En 1900, 1 habitant sur 4 de l'empire ottoman était chrétien.
En 1981, on pouvait compter environ 90 000 chrétiens, dont 16 000 catholiques, sur les 50 millions d'habitants de la Turquie.
Aujourd'hui (2002), on les compte par quelques centaines auxquels il faut ajouter les réfugiés Irakiens, lesquels attendent de pouvoir s'établir en Europe, aux Etats-Unis ou en Australie.

Le génocide des Arméniens de Turquie, mais aussi des Nestoriens, des Syriaques et des Chaldéens, a pratiquement annihilé toute présence chrétienne dans le sud-est de la Turquie.
Aujourd'hui, ces communautés sont soit décimées, soit exilées.

Un diplomate turc en poste à Paris signalait récemment que « le citoyen turc est turcophone et musulman », un point c'est tout. C'est l'aboutissement de la «laïcité kémaliste ». Quelle différence cela fait-il avec les mouvements intégristes islamistes?

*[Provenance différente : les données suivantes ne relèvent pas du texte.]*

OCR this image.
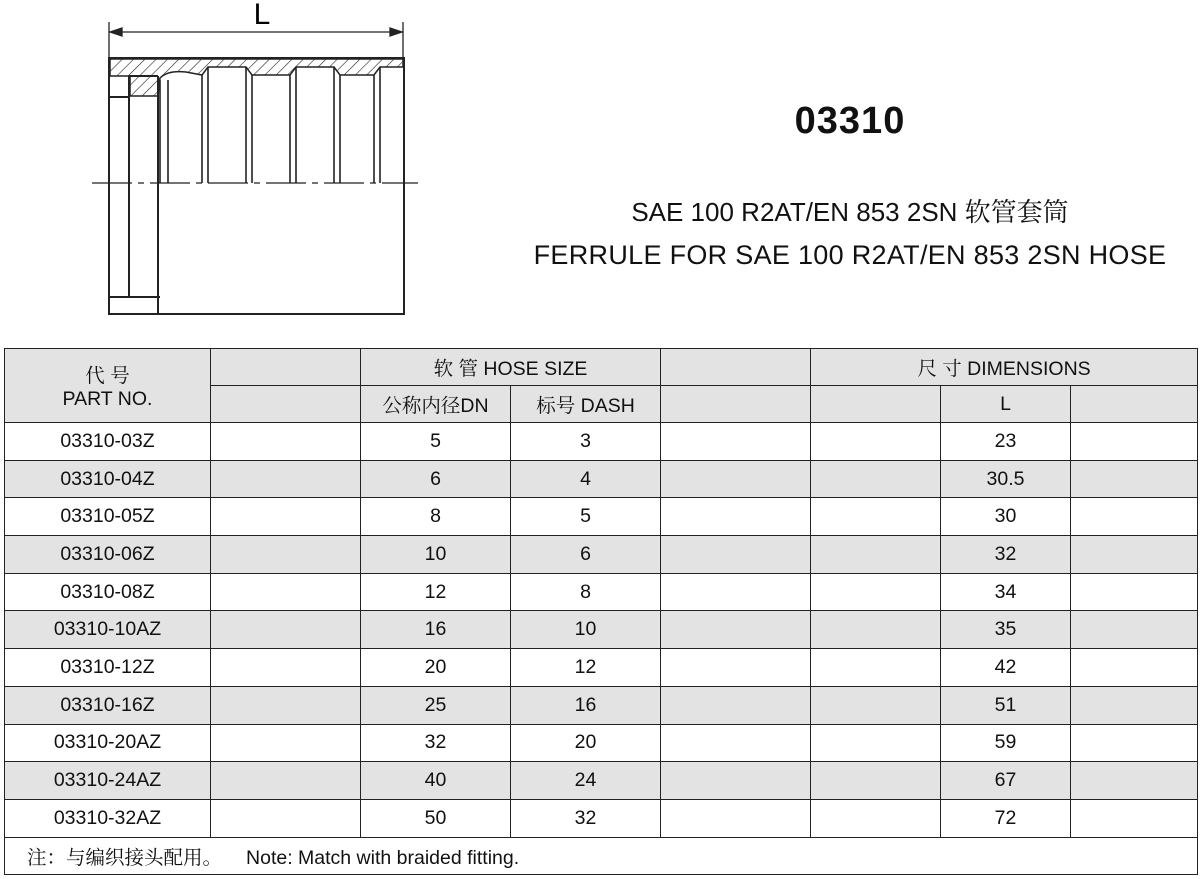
L
03310
SAE 100 R2AT/EN 853 2SN 软管套筒
FERRULE FOR SAE 100 R2AT/EN 853 2SN HOSE
代 号
PART NO.		软 管 HOSE SIZE			尺 寸 DIMENSIONS		
		公称内径DN	标号 DASH			L	
03310-03Z		5	3			23	
03310-04Z		6	4			30.5	
03310-05Z		8	5			30	
03310-06Z		10	6			32	
03310-08Z		12	8			34	
03310-10AZ		16	10			35	
03310-12Z		20	12			42	
03310-16Z		25	16			51	
03310-20AZ		32	20			59	
03310-24AZ		40	24			67	
03310-32AZ		50	32			72	
注：与编织接头配用。 Note: Match with braided fitting.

Les chiffres sont éloquents: en 1900, la Turquie comptait 200 000 syriaques catholiques et orthodoxes; il en reste moins de 20 000. En 1914, un million et demi d'Arméniens, ils sont devenus 77 000 en 2001 ; de même 1,5 million d'hellènes orthodoxes n'étaient plus que 136 000 en 1953 avant les derniers pogroms, et aujourd'hui leur nombre est réduit à 10 000 (Istanbul, Smyrne et le reste de l'Anatolie). Et les massacres de syriaques continuent dans la région de Tour Abdin (sud-est de la Turquie), où le hezbollah local appuie l'armée turque en guerre contre les Kurdes.

Cependant, à Istanbul, six collèges chrétiens, dont Saint-Benoît de Chalcédoine, en plus du franco-turc Galata SeraÏ, accueillent les enfants des classes aisées musulmanes (Saint-Benoît a 750 élèves musulmans pour 15 chrétiens).
Le dialogue islamo-chrétien s'amorce. Citons par exemple le colloque organisé par l'Université d'Ankara et l'Université Grégorienne de Rome les 30 et 31 mars 1992 au Centre Culturel Atatürk d'Istanbul intitulé: «Nouvelles conditions dans le monde en évolution » à l'occasion du Centenaire de « Rerum Novarum ».
À Ankara, où les églises sont situées dans les ambassades de France, d'Italie et de la Nonciature, un certain nombre d'intellectuels musulmans, surtout dans le cadre universitaire, se rapprochent des pères assomptionnistes.
Ces fructueux échanges contrastent naturellement avec le détournement de la loi de la laïcité de Mustafa Kemal, opéré par les cercles intégristes.
Christian Lochon, Chrétiens d'Orient et dialogue islamo-chrétien, Oeuvre d'Orient n°728, juillet-août-septembre 2002, p. 519-520.